Re: [PATCH] Don't jump to compute_result state from check_result state

Song Liu <liu.song.a23@xxxxxxxxx> · Tue, 9 Apr 2019 10:43:02 -0700

On Mon, Apr 8, 2019 at 4:29 PM Dan Williams <dan.j.williams@xxxxxxxxx> wrote:
>
> On Mon, Apr 8, 2019 at 4:18 PM Song Liu <liu.song.a23@xxxxxxxxx> wrote:
> [..]
> > > > To trigger this issue, you not only need a failed disk but to also
> > > > perform a scrubbing operation.  The customer's systems both crashed
> > > > early Sunday morning when the raid-check script is run by default from cron.
> > >
> > > Ok, I follow this, but I come to a different answer on the required
> > > fix. I think it is simply the following to preserve the writeback
> > > action after the parity check, because we need the failed Q slot to be
> > > written back if we're recovering.

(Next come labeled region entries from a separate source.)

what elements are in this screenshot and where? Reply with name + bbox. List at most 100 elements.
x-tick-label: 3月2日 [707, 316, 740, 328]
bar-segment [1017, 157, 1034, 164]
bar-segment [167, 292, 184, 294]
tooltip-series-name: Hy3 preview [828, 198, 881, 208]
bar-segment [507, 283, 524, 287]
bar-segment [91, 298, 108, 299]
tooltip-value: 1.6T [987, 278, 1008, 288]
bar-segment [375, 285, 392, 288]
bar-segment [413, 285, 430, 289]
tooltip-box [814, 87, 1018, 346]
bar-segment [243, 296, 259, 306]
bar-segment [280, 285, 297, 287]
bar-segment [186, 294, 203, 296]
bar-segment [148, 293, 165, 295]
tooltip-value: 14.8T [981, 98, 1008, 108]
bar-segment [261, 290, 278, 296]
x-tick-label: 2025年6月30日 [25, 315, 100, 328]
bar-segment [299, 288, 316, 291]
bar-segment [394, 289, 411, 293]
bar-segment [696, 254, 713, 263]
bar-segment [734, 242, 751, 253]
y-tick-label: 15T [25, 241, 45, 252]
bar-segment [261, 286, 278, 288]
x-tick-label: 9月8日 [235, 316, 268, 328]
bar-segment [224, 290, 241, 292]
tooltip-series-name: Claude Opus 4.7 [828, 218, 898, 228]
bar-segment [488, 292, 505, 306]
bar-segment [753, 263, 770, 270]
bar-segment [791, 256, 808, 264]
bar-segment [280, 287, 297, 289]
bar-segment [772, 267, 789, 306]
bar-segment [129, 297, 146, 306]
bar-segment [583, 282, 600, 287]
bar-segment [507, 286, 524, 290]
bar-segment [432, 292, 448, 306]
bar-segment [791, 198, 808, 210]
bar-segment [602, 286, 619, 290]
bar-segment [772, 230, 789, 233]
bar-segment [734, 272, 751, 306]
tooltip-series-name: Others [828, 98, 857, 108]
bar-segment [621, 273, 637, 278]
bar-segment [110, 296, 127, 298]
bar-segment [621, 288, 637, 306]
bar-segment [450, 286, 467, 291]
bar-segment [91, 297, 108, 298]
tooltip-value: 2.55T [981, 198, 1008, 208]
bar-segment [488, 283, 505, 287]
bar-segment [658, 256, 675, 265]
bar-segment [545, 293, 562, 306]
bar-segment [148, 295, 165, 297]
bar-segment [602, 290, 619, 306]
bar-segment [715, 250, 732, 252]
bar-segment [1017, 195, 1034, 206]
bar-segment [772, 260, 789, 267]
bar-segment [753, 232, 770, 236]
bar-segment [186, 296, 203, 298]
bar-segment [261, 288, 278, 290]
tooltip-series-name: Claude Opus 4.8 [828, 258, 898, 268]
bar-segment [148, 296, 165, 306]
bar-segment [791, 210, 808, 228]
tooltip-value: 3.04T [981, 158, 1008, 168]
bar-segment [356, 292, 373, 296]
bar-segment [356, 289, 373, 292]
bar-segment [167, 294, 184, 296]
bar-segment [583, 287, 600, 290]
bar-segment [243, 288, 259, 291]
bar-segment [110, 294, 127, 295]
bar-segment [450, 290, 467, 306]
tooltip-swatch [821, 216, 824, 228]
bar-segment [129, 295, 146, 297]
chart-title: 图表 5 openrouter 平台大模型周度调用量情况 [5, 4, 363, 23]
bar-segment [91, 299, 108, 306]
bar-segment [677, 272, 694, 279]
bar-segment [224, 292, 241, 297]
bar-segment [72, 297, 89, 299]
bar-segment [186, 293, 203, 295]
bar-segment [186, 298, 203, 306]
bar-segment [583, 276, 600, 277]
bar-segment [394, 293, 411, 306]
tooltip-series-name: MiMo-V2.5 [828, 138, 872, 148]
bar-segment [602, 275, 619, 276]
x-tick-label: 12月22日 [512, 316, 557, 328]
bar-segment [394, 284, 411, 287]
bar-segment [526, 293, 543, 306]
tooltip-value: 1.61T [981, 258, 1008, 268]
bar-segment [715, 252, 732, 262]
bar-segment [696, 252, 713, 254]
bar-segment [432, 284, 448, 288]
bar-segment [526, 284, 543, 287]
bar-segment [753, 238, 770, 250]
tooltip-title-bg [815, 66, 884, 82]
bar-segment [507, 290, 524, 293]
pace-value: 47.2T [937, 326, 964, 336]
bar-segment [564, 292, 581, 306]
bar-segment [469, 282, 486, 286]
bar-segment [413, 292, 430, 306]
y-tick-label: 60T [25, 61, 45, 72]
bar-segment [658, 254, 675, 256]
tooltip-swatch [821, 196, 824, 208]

P will be not up-to-date because it
> > > was checked with the good disks, but sh->ops.zero_sum_result will be
> > > 0, so that will skip the writeback of a !uptodate P value.
> > >
> > > diff --git a/drivers/md/raid5.c b/drivers/md/raid5.c
> > > index c033bfcb209e..e2eb59289346 100644
> > > --- a/drivers/md/raid5.c
> > > +++ b/drivers/md/raid5.c
> > > @@ -4187,7 +4187,6 @@ static void handle_parity_checks6(struct r5conf
> > > *conf, struct stripe_head *sh,
> > >                 /* now write out any block on a failed drive,
> > >                  * or P or Q if they were recomputed
> > >                  */
> > > -               BUG_ON(s->uptodate < disks - 1); /* We don't need Q to
> > > recover */
> >
> > Thanks Dan!
> >
> > Would it make sense to rework the check as
> >
> >   BUG_ON(s->uptodate < disks - 2);
>
> I think the problem is that any 'uptodate' vs 'disks' check is not
> precise enough in this path. What might be better is to put
> "WARN_ON(!test_bit(R5_UPTODATE, &dev->flags)" on the devices that
> might try to kick off writes and then skip the action. Better to
> prevent the raid driver from taking unexpected action *and* keep the
> system alive vs killing the machine with BUG_ON.
>
> BUG_ON has fallen out of favor for exception reporting since those
> assertions were introduced.

Thanks Dan!

Nigel and Xiao, could you please share your thoughts on this? Personally,
I feel this is the right fix.

Best,
Song